Hi,

I would not assume an efficiency of 100% without any data. Another program that can calculate sample-specific efficiencies is LinReg and I think further programs are available. I can recommend the webpage: http://www.gene-quantification.info/

Nevertheless you may be right that TaqMan-based assays show a low increase in fluorescence thus causing problems in programs calculating the efficiency from the slope of the amplification curve. In this case I would use serial dilutions at least if I would have a sample with "high" expression of the target genes. If you dilute this in 4-5 steps and include the samples in one run of each gene you do not have that much additional work :-)

Good luck

Estimating the amplification efficiency from the log-linear part of the amplification curves is very error-prone. Errors in estimation of the efficiency has a huge impact on the result. Consider follwowíng example: E = 1.8 (0.1) and ct=20 (0.1) (values in brackets are the standard errors), then the standard error of E^ct is 142000, where E^ct is about 127000, so this is a coefficient of variation of more than 100% !!

Take-home message: if you have uncertainties in E, you are in big trouble. The only remedy is to make as sure as possible that E (at least in the early cycles, up to the ct-value!) is as close as possible to 2.0. If you have reasons to assume that E

Dear Norman and Jochen, thank you so much for your useful advice and explanations! Up to now we didn't find any software that can calculate the PCR efficiency derived from amplification curves obtained with TaqMan probes. According to the manual of the LinReg software it only work for non-cumulative fluorescent detection techniques such as SYBR green. Therefore, we will now determine the efficiency derived from a standard curve. 

Thank you,

Kindest regards,

Audrey

This I do not understand: "According to the manual of the LinReg software it only work for non-cumulative fluorescent detection techniques such as SYBR green."

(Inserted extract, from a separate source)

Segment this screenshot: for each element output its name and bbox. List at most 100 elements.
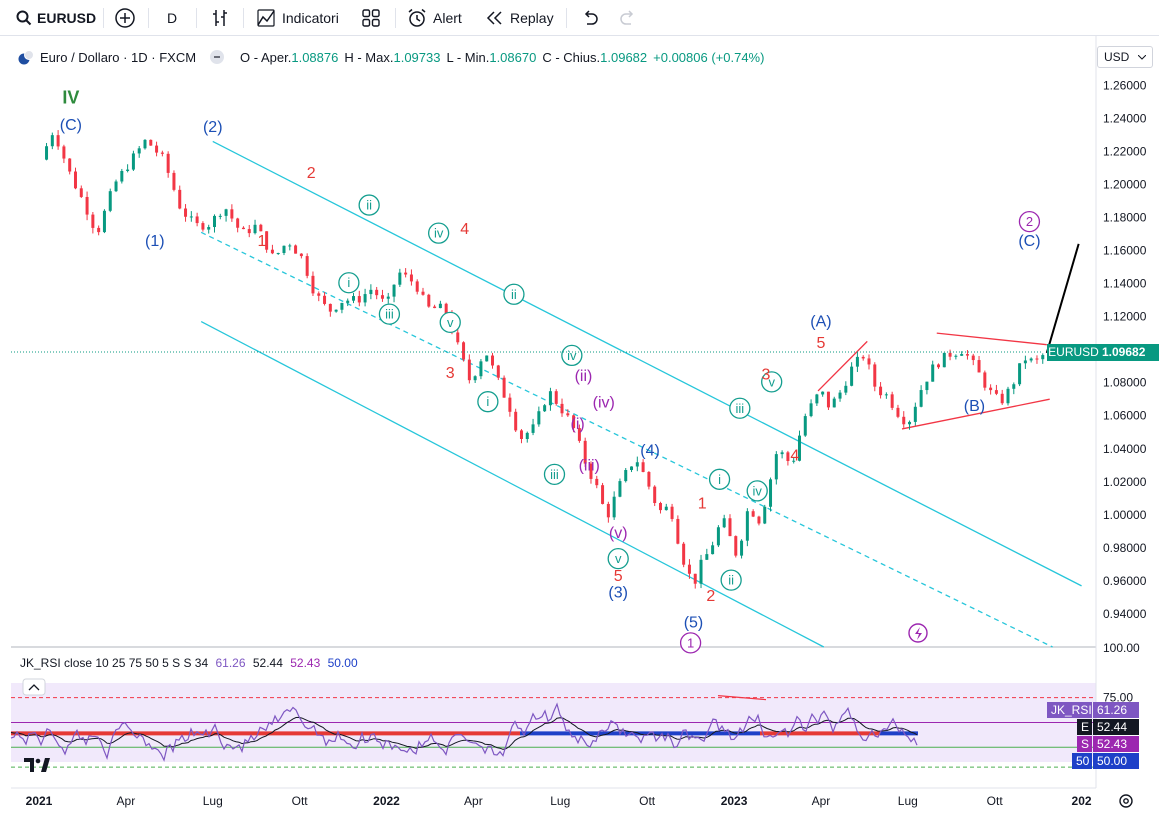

Why? I mean, the change in fluorescence between adjacent cycles is still proportional to the efficiency, and I do not see why this shouldn't be used to estimate E. Furthermore, at least the SDS exports the amplification curves as "delta Rn"-values what actually is already this change.

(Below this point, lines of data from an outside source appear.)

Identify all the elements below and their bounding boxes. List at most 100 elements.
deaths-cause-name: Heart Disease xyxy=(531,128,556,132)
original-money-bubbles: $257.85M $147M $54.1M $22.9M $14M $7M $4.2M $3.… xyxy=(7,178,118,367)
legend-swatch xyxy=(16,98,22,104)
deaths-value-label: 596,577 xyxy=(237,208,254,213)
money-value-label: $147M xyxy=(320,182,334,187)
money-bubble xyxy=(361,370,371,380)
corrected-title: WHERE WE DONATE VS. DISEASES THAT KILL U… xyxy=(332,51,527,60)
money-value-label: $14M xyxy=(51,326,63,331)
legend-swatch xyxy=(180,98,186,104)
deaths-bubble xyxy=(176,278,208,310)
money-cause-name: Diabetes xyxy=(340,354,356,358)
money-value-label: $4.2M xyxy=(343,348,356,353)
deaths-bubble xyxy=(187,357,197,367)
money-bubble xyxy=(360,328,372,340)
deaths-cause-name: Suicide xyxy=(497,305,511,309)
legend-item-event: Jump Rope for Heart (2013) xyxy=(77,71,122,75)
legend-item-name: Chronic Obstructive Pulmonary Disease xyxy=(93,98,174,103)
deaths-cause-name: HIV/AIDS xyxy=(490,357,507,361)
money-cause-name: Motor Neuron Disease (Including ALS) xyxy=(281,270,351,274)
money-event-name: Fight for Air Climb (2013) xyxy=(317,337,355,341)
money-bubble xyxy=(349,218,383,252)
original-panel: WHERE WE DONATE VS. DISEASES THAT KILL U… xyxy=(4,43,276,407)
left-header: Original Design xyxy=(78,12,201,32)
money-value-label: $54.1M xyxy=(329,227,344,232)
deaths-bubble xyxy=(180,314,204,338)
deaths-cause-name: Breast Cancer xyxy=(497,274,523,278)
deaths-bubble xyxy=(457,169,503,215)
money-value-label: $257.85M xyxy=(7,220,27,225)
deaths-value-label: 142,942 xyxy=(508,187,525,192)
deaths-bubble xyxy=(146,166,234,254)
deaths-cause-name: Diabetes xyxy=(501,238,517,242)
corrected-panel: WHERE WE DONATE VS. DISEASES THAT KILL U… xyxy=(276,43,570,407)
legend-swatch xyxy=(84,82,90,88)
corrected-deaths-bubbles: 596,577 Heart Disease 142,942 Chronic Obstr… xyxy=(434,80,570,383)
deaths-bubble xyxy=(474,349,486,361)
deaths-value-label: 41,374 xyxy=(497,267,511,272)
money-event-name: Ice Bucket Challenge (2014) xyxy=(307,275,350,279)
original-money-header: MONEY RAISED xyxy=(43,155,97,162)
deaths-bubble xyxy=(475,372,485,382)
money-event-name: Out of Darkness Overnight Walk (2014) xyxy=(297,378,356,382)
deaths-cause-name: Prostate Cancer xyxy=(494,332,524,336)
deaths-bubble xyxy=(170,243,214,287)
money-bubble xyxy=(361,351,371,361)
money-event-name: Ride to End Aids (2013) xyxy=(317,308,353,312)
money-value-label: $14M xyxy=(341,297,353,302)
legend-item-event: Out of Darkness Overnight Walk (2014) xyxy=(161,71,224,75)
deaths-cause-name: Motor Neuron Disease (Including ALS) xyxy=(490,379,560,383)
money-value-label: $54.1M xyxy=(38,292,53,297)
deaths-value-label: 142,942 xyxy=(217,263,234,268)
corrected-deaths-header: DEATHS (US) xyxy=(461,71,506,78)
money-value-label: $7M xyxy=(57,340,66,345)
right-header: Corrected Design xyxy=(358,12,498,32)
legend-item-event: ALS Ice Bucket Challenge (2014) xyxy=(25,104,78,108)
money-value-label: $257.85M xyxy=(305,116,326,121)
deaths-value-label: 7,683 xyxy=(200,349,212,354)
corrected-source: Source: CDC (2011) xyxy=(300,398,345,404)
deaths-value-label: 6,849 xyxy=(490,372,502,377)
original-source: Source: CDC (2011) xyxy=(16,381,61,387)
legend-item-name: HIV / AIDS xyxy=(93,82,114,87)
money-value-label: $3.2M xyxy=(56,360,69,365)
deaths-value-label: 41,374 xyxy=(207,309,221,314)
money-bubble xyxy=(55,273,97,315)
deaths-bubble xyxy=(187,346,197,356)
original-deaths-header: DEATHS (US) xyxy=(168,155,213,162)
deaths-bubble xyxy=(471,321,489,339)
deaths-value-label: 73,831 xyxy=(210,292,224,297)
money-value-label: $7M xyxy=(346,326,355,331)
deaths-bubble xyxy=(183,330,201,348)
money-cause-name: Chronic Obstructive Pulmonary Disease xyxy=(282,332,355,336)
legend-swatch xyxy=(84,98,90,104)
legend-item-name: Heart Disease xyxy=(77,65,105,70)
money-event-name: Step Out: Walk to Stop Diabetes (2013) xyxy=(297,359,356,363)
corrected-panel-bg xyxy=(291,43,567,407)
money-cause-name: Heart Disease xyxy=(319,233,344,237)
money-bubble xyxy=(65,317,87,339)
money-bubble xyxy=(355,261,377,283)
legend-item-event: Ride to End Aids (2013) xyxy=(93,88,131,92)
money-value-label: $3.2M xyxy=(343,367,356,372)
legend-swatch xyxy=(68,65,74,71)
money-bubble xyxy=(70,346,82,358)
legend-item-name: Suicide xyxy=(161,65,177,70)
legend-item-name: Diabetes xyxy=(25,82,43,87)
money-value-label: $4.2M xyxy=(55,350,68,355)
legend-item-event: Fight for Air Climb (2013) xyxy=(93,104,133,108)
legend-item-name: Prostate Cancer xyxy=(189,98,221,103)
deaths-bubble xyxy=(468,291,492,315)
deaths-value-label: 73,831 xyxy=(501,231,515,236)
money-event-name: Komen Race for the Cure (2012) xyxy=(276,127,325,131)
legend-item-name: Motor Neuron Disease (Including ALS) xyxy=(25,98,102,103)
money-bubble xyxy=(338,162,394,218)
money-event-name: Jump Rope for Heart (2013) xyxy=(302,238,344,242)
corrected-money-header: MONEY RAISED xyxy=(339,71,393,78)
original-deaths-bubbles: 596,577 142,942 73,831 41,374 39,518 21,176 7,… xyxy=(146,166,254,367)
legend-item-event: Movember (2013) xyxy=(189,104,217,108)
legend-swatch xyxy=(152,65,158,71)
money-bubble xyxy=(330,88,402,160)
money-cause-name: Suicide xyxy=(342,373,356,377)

In the disclaimer of the manual I read "The procedures in this program are to be used for fluorescence data resulting from monitoring the PCR reaction with an intercalating dye like SYBR Green or a related chemistry. They are not valid for hybridisation probes that become fluorescent during the elongation by polymerase and of which the fluorescence accumulates." - I have two problems with this information: (1) They do not mention hydrolysis probes (not even a related chemistry) and (2) just the mentioned hybridisation probes do not show an "accumulation signal" but just as SYBR Green a signal that is always proportional to the amount of the amplicon in the reaction.

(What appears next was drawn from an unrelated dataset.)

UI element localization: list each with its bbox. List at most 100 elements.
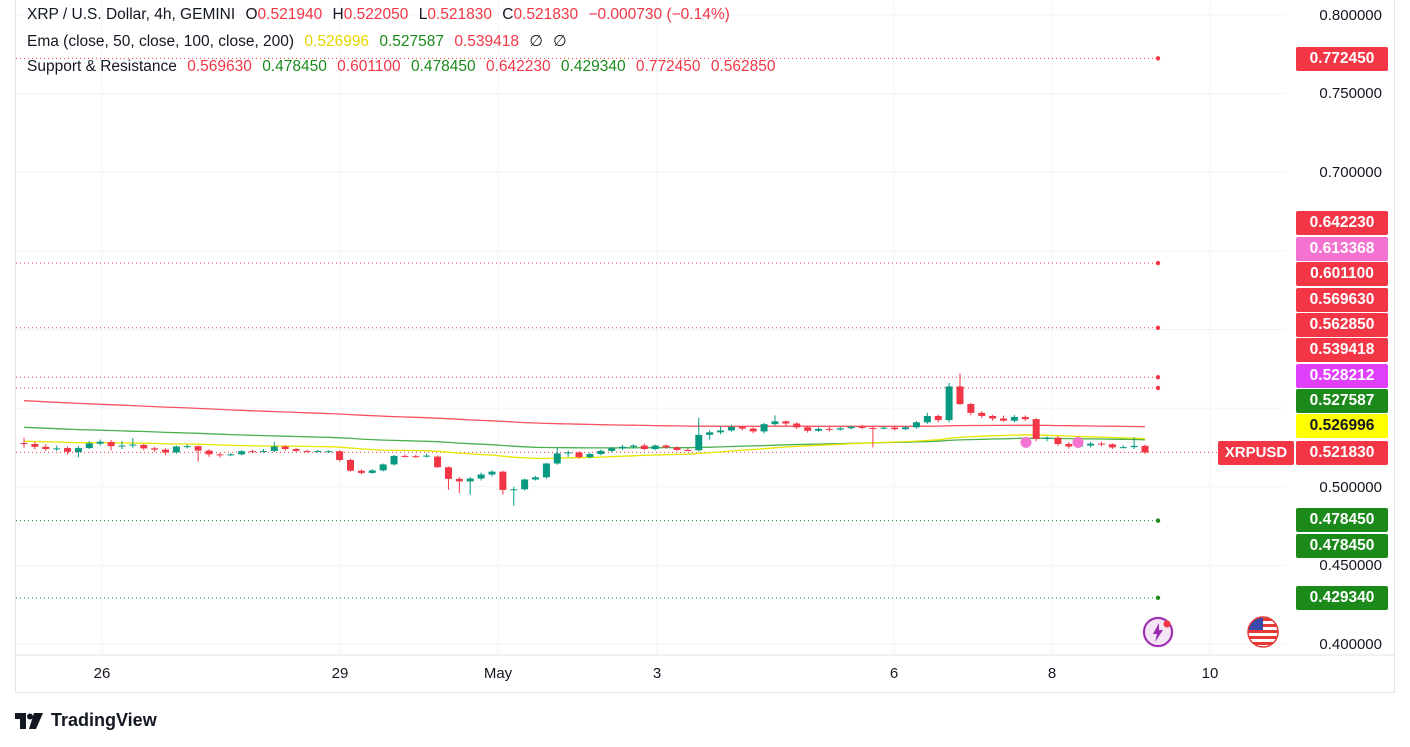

So you might not be able to answer this (but you might think about it), but maybe one of the LingReg authors will read this and help you out.

Hi Jochen, we just found an interesting article (Tuomi et al., 2010; Bias in the Cq value observed with hydrolysis probe based quantitative PCR can be corrected with the estimated PCR efficiency value) describing well the non-cumulative and cumulative nature of fluorescent detection technologies and TaqMan probes belong to the class of cumulative fluorescent detection technologies. The Taqman probe binds to DNA and is digested by the polymerase and then becomes fluorescent and stays like this, the fluorescence you see is an accumulation of the probe that has ever bound to the DNA. A bit further in the article they write the following for PCR efficiency derived from amplification curves:

The estimation of the PCR efficiency from the slope of the exponential

phase of the amplification curve, plotted on a log (fluorescence)

scale is directly derived from the logarithmic transformation of the basic kinetic equation of PCR (Eq. (1)) [34]. The application of this method seems, therefore, to be limited to non-cumulative fluorescence data [24]. However, the simulation of the estimation of the PCR efficiency from cumulative fluorescence data shows that the estimated PCR efficiencies are only positively biased when they are derived from subsets with low cycle numbers (Fig. 2C). Even with a low PCR efficiency of 1.4, already after 14 cycles, the estimation error is below

1%. With maximum PCR efficiency, this number of cycles is sufficient

to reduce the bias to 0.1%.

On the website of TaqMan they explain how to determine the efficiency with standard curves. I asked them the same question as I did here whether there is software that can be used to determine the efficiency from amplification curves obtained with Taqman. If not, we will use the method they suggest on their website just to be sure.

Thank you for the reference. I still doubt the usability of this study. Firstly they do not even try to resolve the "problem" of cumulative signal generation by taking the signal increase per cycle. Secondly, they observe a systematic difference between SYBR Green and hydrolysis probes, what is hard to explain (*). I strongly belief that these differences are due to unspecific trends in the signal, possibly caused by changes in the buffer conditions, excimer formation and whatelse. Thus, a careful detranding of the curves is essential to get accurate estimates for the efficiencies - and this is all not mentioned or discussed in the paper.

(*) Surely the steric hinderance may reduce the efficiency, but this has - to my knowledge - never been shown. On the other hand, the negative effect of SYBR Green on the efficiency has been shown. At best it's a stalemate situation.